When you live in the Bay Area like I do, and don’t really bother going elsewhere where the climate is the exact opposite of your usual climate, you get used to its weather. Sun, rain, clouds, fog, the occasional hail or unseasonal warmth/cold. But never snow. Unless you live on top of Mt. Diablo or Mt. Tamalpais, snow is never present in my neck of the woods. I remember my dad once telling me that it did snow in my city in particular back in the late 80s. If I could remember myself watching Care Bears and hair metal bands on MTV then (yes, even Whitesnake music videos were parent-approved programming in my household then), how come I can’t remember the snow?!
When I used to take family vacations to Tahoe and Reno during the winter times, we would make pit stops where there was a lot of snow, and you bet your ass I played in it like a pig in slop. This was something I knew we weren’t going to have back home, and, no, making snow balls from the excess frost in the freezer doesn’t count. I think I was 12 the very last time I enjoyed myself in the snow. Since then, I’ve taken vacations to Hawaii and Mexico, and LA a hundred times. But never where it snowed. My hatred for cold-ass weather grew over time, so traveling up to a real winter wonderland was out of the question.
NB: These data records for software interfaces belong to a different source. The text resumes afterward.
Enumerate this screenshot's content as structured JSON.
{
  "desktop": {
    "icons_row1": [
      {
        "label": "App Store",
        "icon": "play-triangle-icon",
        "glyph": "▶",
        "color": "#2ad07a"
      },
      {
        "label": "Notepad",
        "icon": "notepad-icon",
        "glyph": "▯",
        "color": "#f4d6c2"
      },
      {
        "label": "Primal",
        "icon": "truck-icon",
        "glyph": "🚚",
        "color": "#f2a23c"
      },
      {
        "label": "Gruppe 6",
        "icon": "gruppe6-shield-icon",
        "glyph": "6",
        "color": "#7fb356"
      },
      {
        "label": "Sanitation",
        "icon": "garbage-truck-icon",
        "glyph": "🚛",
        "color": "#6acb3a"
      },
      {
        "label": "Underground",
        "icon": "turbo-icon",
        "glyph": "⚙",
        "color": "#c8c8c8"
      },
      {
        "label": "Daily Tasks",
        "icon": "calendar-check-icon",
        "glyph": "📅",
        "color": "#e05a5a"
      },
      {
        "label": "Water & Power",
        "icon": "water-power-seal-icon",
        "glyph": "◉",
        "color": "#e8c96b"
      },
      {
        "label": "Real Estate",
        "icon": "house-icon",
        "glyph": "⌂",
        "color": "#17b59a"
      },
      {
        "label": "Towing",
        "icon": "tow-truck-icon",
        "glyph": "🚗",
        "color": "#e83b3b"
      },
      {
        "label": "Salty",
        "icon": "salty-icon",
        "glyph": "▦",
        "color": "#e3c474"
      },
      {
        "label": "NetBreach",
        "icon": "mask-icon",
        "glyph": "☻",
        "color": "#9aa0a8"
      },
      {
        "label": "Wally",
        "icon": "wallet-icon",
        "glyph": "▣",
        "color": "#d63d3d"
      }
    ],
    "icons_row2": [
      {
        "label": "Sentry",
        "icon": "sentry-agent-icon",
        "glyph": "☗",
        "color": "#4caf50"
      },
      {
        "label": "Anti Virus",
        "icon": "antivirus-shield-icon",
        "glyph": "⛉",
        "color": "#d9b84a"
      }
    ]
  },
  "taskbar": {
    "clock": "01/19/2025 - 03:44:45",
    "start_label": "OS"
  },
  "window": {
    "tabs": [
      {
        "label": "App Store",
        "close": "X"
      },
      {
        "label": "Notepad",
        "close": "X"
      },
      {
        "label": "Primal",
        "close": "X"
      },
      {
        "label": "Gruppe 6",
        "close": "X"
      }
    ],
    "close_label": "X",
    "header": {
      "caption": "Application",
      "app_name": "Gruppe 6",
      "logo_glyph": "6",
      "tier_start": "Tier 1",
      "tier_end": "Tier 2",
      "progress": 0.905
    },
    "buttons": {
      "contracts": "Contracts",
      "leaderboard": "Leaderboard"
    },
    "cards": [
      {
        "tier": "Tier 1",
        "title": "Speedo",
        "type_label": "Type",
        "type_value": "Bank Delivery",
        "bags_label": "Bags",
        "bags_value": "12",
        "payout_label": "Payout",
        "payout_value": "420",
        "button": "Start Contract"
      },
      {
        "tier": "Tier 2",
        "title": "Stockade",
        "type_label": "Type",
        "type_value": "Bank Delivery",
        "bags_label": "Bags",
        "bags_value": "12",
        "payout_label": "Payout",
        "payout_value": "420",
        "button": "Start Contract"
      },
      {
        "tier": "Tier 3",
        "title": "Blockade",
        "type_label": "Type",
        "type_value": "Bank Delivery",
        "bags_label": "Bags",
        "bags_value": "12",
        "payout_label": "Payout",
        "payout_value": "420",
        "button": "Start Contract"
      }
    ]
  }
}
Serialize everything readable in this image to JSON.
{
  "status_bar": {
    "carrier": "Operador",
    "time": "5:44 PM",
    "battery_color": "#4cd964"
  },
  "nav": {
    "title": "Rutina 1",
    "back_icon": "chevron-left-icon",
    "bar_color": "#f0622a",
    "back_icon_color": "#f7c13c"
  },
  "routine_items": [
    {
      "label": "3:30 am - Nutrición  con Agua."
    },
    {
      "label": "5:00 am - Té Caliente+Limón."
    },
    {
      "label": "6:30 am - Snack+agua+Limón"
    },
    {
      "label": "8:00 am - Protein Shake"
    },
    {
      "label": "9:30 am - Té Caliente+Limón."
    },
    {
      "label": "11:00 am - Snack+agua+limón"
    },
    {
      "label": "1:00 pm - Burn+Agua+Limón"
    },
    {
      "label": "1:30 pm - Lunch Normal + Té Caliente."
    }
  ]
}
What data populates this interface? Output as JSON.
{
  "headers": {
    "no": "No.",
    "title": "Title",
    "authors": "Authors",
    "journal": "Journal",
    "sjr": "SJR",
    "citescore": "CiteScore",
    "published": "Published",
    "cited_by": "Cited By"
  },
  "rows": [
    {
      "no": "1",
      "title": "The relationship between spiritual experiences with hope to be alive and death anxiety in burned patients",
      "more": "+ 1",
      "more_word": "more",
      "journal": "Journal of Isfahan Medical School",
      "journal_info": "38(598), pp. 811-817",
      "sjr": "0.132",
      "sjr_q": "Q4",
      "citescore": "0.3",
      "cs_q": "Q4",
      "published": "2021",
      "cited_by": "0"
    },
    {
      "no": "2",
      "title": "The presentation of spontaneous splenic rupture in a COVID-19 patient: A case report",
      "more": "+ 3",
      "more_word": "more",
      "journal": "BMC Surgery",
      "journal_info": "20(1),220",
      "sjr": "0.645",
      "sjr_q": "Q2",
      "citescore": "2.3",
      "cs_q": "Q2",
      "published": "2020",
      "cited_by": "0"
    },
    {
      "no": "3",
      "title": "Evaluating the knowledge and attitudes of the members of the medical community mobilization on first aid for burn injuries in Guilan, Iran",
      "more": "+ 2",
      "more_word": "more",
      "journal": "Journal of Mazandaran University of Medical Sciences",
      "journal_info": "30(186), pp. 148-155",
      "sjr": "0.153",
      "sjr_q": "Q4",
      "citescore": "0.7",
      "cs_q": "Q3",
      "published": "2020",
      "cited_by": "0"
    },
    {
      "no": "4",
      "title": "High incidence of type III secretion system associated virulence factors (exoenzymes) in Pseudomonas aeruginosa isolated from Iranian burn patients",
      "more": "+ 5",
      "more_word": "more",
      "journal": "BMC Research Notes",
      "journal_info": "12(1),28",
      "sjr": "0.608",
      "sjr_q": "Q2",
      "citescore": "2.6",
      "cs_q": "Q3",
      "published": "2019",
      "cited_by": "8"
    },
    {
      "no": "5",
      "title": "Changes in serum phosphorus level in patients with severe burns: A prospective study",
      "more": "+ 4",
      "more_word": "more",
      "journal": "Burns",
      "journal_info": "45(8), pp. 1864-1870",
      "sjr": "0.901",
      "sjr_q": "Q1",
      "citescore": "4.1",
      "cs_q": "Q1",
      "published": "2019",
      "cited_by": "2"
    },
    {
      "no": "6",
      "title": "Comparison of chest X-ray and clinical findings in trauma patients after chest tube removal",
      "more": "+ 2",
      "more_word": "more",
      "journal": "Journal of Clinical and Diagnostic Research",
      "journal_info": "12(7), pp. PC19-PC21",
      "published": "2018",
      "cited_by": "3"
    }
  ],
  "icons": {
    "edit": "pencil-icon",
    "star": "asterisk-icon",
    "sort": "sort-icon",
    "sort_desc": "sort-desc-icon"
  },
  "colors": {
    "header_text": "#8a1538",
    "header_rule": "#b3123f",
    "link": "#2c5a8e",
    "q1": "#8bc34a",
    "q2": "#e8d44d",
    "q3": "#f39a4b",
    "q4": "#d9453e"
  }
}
Of course, tastes change over time. Like, how I used to go nuts over Emily Ratasomething here, but now think she’s a booger ever since I read her vapid cover story in British GQ and her defending a certain piece of trash lately. (There’s still Ashley Graham and Irina Shayk for me!)
The itch to go see some snow started almost a year ago. At one message board I used to post in, an online buddy talked about her winters up in Maine, where she lives. She happens to enjoy that kind of weather, to which I told her I’ll only put up with snow if it means snowball fights. Then, just a couple months ago, while I was chatting about the weather with a guest at my weekday massage job, she brought up snow. I told her it’s been ages since I experienced snow, and that I was hesitant to drive up to the Sierra Nevada during snowy days. Guest told me that I can drive up there when the roads are clear to where I don’t need tire chains, and that I didn’t have to drive up all the way to, say, Tahoe, to go see snow, but just to where there is some.
That was easy for Guest to say. I work five days a week, including the weekends, and the only time I venture out somewhere is if I get out early from my weekday job on Mondays or Wednesdays. (Never Fridays, since I work the next day.) The “closest” place I saw where I could see snow without driving so far out was the Blue Canyon area on Highway 80. Thankfully, it has gotten slow at my weekday job that I’ve been leaving early the past week, yesterday included. Since it rained like hell last week, that meant the Sierra Nevada got packed with powder. I left work real early yesterday, and, with the weather being great as it was that day, I decided to scratch my itch to see snow once and for all.
(By the way, I had to go some really shitty traffic on my way there. What was supposed to be a 2-hour drive turned into what felt like four hours. I bet that traffic wasn’t going to be as shitty today as it was when I went through it. I was right. Of course.)
I kept driving up I-80 and had the feeling that I wasn’t going to see snow unless if I went up to, say, Truckee. Was that webcam I saw at the Whitmore Grade lying to me?!? And then I realized that I haven’t traveled up that far. When I reached the Blue Canyon region, I finally hit pay dirt. Or pay snow, in this case.
To those who live in snow-ridden areas and think me seeing snow is nothing impressive, shut up!!! It’s been ages since I’ve had this shit! And I know it’s been a long-ass time because when I went to go walk up that patch of snow in the third pic above, I knew I was wearing the wrong shoes, for I found myself sinking down with every step. That sucked.
Sunset started when I arrived up here (I would have arrived earlier, but, again, bitch traffic), and I was running out of time to enjoy the snow while it was still light out. I traveled further up and was treated to some killer snow-capped mountain views.
(Yes, I took this pic while driving. Don’t do this unless you’re a daredevil airhead like me.)
You know you’re totally snow-deprived and find your brain succumbing to the higher elevation when seeing those mountains gets you yearning for a Coors Light.
I took an exit that led me to Emigrant Gap. I think I should’ve came here instead of my first stop, for the sights here were a little prettier.
And I could walk in this snow without sinking! I’m one to believe you’re never too old for anything, and that includes making snow angels and drawing a penis in the powder when you’re in your 30s, like what I did here. I would have loved to have spent more time here, but it was getting dark. I thought of staying somewhere near here (hell, I took these pics at a lodging area; I could’ve stayed there), but I wasn’t even prepared to stay overnight anywhere. So, I went back home. (Not right away–I passed by that Thunder Valley Casino after and blew $3 on slot machines before going home. That’s taking a walk on the wild side for me.)
My day as a snow ho was fun, although it could’ve lasted longer. I hear the snow season up in the Sierras continues on till May, so I think I have more chances to frolic in the cold powder. And if this year’s Presidential election results turns in favor of a fate worse than Armageddon or being born into the Duggar family, I can move up to Canada and become a snow ho pretty much every day.